If india was looking towards the general elections to clear some of the uncertainties that cloud the political horizon, it could not have been more baffled. The single largest party that derided the shaky coalition of 13 regional parties which preceded it as a "khichdi government" is now in power with the strangest of coalition partners and a truly fractured mandate.

While the United Front government had a common minimum programme, a reasonable claim to representing regional interests and a commitment to the basic tenets of the Indian Constitution, the Bharatiya Janata Party-led government is on a different turf altogether. It does not believe in the pluralistic cultural and national ethos enshrined in the Indian Constitution. The BJP has never fought shy of proclaiming its commitment to "Hindutva" though it has now toned down its shrill accents in deference to some of its allies. To confound confusion, it has been joined by some of the very United Front constituents which had vowed to fight its coming to power because of its declared pro-Hindu biases.

Following the general elections, the BJP loudly thumped its chest and said the people had given it a clear mandate to rule. But it won only 178 of the 539 seats declared. Though it increased its share at the hosting, the BJP still has only a fourth of the total votes in the country. Despite working hard at wooing Scheduled Castes and Scheduled Tribes and the Muslim population before the elections, the BJP did not win a significant following among them. The BJP and its allies got 56 percent of upper caste votes and 42 percent of votes from "Other Backward Castes". But the SC/ST vote was only 25 percent, with the Muslim vote even lower at 7 percent. The SC/STs account for more than 22 percent of the countrys population, while Muslims make up 12 percent.

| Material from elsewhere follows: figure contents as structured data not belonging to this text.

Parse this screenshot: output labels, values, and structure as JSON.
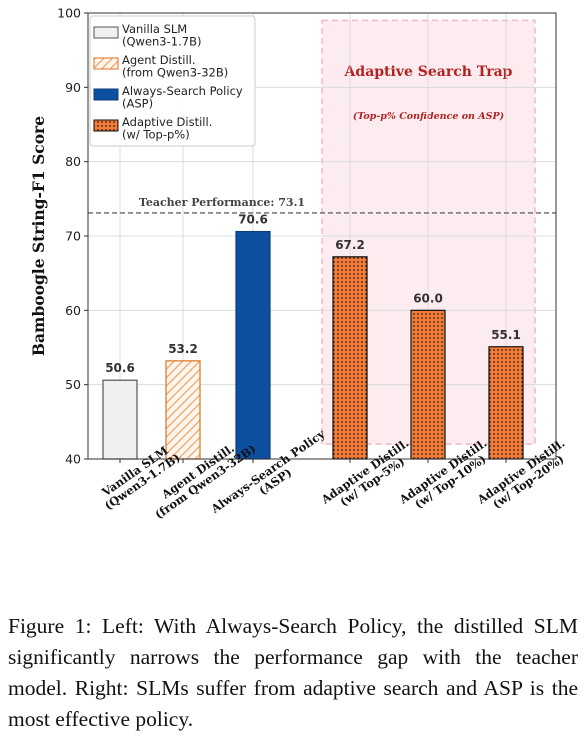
{
  "chart_data": {
    "type": "bar",
    "ylabel": "Bamboogle String-F1 Score",
    "ylim": [
      40,
      100
    ],
    "yticks": [
      40,
      50,
      60,
      70,
      80,
      90,
      100
    ],
    "grid": true,
    "legend_position": "top-left",
    "categories": [
      [
        "Vanilla SLM",
        "(Qwen3-1.7B)"
      ],
      [
        "Agent Distill.",
        "(from Qwen3-32B)"
      ],
      [
        "Always-Search Policy",
        "(ASP)"
      ],
      [
        "Adaptive Distill.",
        "(w/ Top-5%)"
      ],
      [
        "Adaptive Distill.",
        "(w/ Top-10%)"
      ],
      [
        "Adaptive Distill.",
        "(w/ Top-20%)"
      ]
    ],
    "values": [
      50.6,
      53.2,
      70.6,
      67.2,
      60.0,
      55.1
    ],
    "value_labels": [
      "50.6",
      "53.2",
      "70.6",
      "67.2",
      "60.0",
      "55.1"
    ],
    "bar_styles": [
      "vanilla",
      "agent",
      "asp",
      "adaptive",
      "adaptive",
      "adaptive"
    ],
    "legend": [
      {
        "style": "vanilla",
        "lines": [
          "Vanilla SLM",
          "(Qwen3-1.7B)"
        ]
      },
      {
        "style": "agent",
        "lines": [
          "Agent Distill.",
          "(from Qwen3-32B)"
        ]
      },
      {
        "style": "asp",
        "lines": [
          "Always-Search Policy",
          "(ASP)"
        ]
      },
      {
        "style": "adaptive",
        "lines": [
          "Adaptive Distill.",
          "(w/ Top-p%)"
        ]
      }
    ],
    "reference_line": {
      "value": 73.1,
      "label": "Teacher Performance: 73.1"
    },
    "annotation_region": {
      "title": "Adaptive Search Trap",
      "subtitle": "(Top-p% Confidence on ASP)",
      "y_range": [
        42,
        99
      ]
    },
    "colors": {
      "vanilla_fill": "#f0f0f0",
      "vanilla_edge": "#555555",
      "agent_stripe": "#f2a15a",
      "agent_edge": "#e07020",
      "asp_fill": "#0d4fa0",
      "asp_edge": "#0a3d7a",
      "adaptive_fill": "#f07b3a",
      "adaptive_dot": "#2a1a10",
      "trap_fill": "#fdecef",
      "trap_edge": "#f0b8c0",
      "trap_text": "#b22222"
    }
  },
  "caption": "Figure 1: Left: With Always-Search Policy, the distilled SLM significantly narrows the performance gap with the teacher model. Right: SLMs suffer from adaptive search and ASP is the most effective policy."
}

As for the allies – they include the imperious J. Jayalalitha and her followers, the firebrand erstwhile Congresswoman Mamta Bannerjee and her loyalists, the maverick trade unionist George Fernandes Samta Party, Punjabs Akali Dal, Ram Krishna Hegdes Lok Shakti, Navin Patnaiks Biju Janata Dal, the discredited Congress leader Sukh Rams Himachal Vikas Congress, the Shiv Sena of Maharashtra, Subramaniam Swamys Janata Party, and some prominent independents like Maneka Gandhi and Buta Singh. This coalition is made up of a virtual army of prima donnas that the bjp appears ill-equipped to manage.